You may think this sounds outrageous! Where are the social workers, the attorneys, or the police? How could her family allow this? Didn’t her neighbors see something to report it? But here in Chad, this is the norm. Naomi said she cried for weeks after arriving here. She cried from the smoke in her eyes from cooking boulle, she cried for her native Nigeria, she cried for her abusive husband. But she had to keep going. She had to feed her kids. She had to make money some how and finally knowing 9+ languages has paid off. Tammy offers her an umbrella or even a ride when she is headed home in the rain. Naomi just scoffs, saying, “Why? I am not salt! I will not melt away in the road. It is just water!”
This attitude of survival, determination, and reality is one many women here have embraced but many other have not. They allow their situation to role over them like their abusive husbands. We all should embrace this phrase as we go about our day. You can only wallow so much before you must stand up tall and realize you are not salt.
Today, one of my friend’s nephew’s passed away. He was less than a year old, the product of a shot gun wedding, leaving a young mother and father devastated. Yet, this is also not unusual. Many families do not name their children until they reach two years of age because the death of a child is so common. What can you do and what can you say in this situation? How can you make a difference when see people in these situations? Is health education going to make a difference if all they what is the demonstration food? How do you change a mindset? How do you show them that they are not salt?

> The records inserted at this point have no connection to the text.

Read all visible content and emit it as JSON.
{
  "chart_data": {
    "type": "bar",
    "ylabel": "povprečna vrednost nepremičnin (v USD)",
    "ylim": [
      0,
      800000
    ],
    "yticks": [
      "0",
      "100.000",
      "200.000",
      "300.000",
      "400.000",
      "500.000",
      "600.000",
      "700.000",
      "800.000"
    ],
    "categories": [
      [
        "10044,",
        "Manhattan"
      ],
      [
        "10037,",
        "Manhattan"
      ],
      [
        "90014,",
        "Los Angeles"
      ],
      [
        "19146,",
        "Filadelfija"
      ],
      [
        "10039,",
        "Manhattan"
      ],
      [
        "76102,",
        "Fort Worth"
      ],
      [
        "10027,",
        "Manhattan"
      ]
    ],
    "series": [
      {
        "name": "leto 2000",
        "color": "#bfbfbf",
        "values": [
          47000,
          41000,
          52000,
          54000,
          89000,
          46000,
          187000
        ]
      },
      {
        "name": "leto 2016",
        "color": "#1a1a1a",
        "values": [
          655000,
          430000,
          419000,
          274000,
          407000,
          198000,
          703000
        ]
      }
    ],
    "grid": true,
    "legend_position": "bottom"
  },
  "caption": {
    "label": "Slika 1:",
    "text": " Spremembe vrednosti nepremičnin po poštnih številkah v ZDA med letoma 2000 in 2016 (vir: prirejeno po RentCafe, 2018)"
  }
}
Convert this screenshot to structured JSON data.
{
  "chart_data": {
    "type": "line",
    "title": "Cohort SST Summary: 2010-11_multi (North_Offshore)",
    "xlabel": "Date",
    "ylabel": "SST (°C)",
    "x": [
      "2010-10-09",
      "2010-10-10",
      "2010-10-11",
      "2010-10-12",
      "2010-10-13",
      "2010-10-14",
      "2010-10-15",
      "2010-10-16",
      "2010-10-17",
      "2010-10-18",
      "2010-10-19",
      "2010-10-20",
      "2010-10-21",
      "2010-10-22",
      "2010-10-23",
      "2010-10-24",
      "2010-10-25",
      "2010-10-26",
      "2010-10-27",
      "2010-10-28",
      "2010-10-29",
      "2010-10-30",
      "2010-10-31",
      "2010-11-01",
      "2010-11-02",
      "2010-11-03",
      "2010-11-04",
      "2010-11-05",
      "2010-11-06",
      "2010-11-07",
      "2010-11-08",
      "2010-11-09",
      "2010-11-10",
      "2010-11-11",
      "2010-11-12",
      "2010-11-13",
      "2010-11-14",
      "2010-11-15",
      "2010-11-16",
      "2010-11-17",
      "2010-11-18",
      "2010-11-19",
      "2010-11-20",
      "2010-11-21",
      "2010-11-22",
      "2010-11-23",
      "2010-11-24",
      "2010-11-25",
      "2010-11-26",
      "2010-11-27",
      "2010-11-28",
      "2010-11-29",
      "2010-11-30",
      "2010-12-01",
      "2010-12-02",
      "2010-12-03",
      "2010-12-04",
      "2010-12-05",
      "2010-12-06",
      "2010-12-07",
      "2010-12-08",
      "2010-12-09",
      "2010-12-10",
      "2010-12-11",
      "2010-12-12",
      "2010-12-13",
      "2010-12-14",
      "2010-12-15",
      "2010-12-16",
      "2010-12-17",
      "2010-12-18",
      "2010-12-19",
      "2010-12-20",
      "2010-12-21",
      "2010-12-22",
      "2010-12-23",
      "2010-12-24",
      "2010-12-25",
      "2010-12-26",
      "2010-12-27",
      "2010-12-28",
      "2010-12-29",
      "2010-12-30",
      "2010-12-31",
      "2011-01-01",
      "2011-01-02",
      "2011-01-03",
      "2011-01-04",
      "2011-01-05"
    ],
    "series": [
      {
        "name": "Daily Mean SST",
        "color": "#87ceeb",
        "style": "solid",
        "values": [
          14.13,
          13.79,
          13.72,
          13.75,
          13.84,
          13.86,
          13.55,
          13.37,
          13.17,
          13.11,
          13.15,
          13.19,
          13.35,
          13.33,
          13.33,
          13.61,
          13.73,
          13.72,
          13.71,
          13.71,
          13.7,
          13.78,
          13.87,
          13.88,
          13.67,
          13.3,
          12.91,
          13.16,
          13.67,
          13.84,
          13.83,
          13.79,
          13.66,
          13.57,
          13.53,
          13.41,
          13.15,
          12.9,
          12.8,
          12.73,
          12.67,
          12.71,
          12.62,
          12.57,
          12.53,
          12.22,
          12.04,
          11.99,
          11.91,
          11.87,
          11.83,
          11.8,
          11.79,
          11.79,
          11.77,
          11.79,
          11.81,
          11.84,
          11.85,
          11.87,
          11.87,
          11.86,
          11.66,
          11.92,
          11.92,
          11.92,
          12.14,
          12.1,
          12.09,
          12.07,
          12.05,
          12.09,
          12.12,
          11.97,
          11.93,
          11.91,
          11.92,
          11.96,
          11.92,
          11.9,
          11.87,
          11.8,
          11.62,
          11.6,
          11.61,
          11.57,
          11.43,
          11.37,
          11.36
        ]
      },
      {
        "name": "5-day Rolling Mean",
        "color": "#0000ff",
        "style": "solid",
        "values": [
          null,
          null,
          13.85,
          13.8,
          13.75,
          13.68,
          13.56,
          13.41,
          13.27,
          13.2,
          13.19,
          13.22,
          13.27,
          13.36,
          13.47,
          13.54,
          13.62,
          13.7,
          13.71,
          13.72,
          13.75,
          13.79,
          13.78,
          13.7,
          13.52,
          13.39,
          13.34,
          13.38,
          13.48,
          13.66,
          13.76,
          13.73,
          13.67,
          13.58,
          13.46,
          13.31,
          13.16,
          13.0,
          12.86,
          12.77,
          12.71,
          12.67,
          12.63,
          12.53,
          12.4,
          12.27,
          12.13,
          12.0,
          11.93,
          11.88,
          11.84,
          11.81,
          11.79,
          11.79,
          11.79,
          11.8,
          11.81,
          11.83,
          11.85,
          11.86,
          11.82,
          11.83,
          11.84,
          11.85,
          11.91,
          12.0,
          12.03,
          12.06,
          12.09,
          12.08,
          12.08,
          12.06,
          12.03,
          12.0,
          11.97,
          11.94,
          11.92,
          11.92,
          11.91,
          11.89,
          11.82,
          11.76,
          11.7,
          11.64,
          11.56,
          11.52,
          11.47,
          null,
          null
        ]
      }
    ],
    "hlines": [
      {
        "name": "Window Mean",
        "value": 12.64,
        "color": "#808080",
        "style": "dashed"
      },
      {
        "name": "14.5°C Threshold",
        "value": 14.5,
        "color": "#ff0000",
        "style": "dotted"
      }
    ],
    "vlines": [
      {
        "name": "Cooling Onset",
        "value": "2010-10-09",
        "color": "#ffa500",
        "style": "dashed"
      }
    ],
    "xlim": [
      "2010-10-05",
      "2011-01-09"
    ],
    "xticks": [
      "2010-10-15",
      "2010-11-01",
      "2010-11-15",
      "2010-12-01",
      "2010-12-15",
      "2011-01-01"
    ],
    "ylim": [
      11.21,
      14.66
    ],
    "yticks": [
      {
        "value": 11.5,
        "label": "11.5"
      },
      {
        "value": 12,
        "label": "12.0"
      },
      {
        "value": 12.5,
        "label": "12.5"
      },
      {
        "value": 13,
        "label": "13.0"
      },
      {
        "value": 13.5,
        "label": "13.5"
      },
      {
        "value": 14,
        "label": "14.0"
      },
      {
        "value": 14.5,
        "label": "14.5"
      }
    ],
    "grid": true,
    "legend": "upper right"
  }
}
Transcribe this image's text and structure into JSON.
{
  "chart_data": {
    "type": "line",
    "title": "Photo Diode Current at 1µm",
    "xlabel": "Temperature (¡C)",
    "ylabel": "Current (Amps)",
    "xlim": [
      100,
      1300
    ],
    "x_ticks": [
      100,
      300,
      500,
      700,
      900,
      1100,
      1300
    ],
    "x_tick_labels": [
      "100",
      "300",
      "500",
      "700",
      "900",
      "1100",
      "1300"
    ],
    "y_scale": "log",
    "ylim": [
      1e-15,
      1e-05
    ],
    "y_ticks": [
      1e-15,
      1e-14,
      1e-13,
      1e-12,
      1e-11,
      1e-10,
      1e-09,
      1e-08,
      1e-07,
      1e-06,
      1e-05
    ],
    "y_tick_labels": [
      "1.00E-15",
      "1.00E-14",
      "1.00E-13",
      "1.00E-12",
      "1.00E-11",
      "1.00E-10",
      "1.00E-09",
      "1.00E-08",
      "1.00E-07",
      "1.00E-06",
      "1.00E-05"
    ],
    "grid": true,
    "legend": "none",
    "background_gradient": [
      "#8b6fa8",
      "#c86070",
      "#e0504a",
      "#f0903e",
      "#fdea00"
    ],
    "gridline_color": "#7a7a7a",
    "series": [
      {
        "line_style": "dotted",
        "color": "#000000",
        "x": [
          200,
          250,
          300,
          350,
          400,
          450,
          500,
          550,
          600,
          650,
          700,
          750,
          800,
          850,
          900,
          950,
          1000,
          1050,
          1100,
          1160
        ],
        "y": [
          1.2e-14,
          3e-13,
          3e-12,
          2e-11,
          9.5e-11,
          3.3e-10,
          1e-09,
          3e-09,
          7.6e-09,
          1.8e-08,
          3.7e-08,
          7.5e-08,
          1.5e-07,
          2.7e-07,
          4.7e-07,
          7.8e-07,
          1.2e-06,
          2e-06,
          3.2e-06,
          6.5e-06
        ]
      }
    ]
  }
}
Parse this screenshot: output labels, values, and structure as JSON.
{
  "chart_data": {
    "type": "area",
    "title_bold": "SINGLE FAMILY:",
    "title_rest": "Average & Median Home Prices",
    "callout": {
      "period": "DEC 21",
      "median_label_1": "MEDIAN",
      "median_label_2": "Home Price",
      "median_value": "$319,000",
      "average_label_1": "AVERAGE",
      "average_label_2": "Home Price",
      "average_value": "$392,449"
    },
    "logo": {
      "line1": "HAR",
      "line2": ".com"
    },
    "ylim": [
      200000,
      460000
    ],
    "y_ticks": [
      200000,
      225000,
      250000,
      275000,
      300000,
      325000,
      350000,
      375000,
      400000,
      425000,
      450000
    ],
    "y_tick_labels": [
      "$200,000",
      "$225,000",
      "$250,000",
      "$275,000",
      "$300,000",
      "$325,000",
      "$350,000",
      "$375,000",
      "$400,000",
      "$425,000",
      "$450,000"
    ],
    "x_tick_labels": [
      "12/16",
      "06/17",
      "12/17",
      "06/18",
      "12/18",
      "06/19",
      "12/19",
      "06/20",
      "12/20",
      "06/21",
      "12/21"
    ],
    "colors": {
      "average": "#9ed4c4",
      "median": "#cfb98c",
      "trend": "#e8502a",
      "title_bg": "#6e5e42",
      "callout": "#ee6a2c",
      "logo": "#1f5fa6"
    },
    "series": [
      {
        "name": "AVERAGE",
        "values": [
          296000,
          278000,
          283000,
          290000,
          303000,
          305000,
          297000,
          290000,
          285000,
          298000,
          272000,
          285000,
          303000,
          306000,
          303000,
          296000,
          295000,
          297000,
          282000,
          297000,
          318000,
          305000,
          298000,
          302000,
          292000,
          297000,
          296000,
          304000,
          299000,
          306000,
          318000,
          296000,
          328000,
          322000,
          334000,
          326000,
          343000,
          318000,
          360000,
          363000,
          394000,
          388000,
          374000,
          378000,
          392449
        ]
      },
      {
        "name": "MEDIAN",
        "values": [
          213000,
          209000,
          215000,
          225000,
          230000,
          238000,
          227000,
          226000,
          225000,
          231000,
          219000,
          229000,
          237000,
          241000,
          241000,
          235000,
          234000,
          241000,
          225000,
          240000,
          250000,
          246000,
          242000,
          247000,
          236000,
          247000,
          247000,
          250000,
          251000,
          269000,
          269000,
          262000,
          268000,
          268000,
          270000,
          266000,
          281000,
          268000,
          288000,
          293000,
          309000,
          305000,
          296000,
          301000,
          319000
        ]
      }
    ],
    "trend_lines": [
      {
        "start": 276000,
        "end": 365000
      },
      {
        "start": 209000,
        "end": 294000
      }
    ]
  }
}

I am not a Chadian woman. I cannot work 4 hard hours to prepare a simple meal. I cannot be treated lower than a husband’s whores or his liquor bottle. I cannot deal with having 5 children under the age of 4 years old, nor having 10+ births with only 4 living children. I see the struggle and it is more real than the chair I am sitting in. This week has been an eye opening experience. Emotionally, mentally, and physically draining, but rewarding nonetheless. Naomi is one of our closest friends. She opened her home, we beatboxed with her kids, and we shared a meal (preparation and all) together like family.
I am left this week with a deeper understanding of the lives we are trying to help. I was not born here, therefore, I will be a Nasara for many months to come, leaving me out of the loop linguistically, culturally, and every little nuance that makes life all the more interesting. Slowly, like a child, I am learning. Little by little, I grow and can connect with my new community on a deeper level. Keep us all in your thoughts and prayers as we are budding Chadians. It has been awesome thus far and I cannot wait to learn all the ways that I am not salt.